Artificial General Intelligence V.6.1 Обсуждение

Dec 19 2018 at 22:23
88 комментариев
Wait, you mean you are training your SNN model in MT4? And then you are reading/writing to the disk during every calculation? Then no wonder your model behaves so slow... You could try to do some profiling to see where your model is slow, I believe it is most likely during the disk read/write process. MT4 is also extremely slow to run backtests compared to other methods. I train my models in Matlab and just use the trading platform for trade execution.

Whoever said money can't buy happiness didn't know where to shop.
Dec 19 2018 at 23:23
566 комментариев
Yonex posted:
Wait, you mean you are training your SNN model in MT4? And then you are reading/writing to the disk during every calculation? Then no wonder your model behaves so slow... You could try to do some profiling to see where your model is slow, I believe it is most likely during the disk read/write process. MT4 is also extremely slow to run backtests compared to other methods. I train my models in Matlab and just use the trading platform for trade execution.

No, for any machine learning algos we don't use MT4. Yes, we tried in MT4, but left. We use only MT5 for now and we are aware about MT4 backtesting issues.

That's why we keep telling machine learning and NN separately.For us, NN means no learning at all and everything is simple and coded in MQL4 with no models or anything like that. All the input optimised weights are hard coded inside the MQL4 code with indicator values and it's internal algorithm etc and there are no trained models in it, but it has just optimised weights for neurons and we keep changing the weights time to time. Probably, you are confusing the weights of the neurons as models.

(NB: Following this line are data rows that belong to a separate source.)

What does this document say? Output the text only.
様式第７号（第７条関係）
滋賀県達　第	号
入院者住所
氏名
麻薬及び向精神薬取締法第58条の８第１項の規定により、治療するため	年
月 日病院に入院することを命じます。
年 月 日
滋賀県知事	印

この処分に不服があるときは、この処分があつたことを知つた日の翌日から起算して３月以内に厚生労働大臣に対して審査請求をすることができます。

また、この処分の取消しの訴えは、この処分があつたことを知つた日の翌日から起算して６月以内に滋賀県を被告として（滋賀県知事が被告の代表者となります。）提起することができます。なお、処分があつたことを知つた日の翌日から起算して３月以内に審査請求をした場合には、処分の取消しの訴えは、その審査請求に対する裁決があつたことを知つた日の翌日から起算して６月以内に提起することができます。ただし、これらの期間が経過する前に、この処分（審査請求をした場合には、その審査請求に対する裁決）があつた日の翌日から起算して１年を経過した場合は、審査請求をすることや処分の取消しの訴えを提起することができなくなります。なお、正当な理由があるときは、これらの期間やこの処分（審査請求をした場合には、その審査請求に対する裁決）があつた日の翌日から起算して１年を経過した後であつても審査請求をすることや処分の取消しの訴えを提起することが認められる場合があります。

But when we say machine learning, we actually mean algorithm based separate training models in MT5 using SNN and, then either we create a bridge using libraries to trade in MT4 or we simply copy trades as well from MT5 to MT4 if we want to use MT4.

We are not sure what exactly you mean by 'disk read/write process' and how you can then search the trading conditions inside the trained model if you will not read. May be you are referring to loading the model to virtual memory or something like that permanently during the live trading.

By the way, we are not concerned about slowness during training. We are referring to slowness while trading.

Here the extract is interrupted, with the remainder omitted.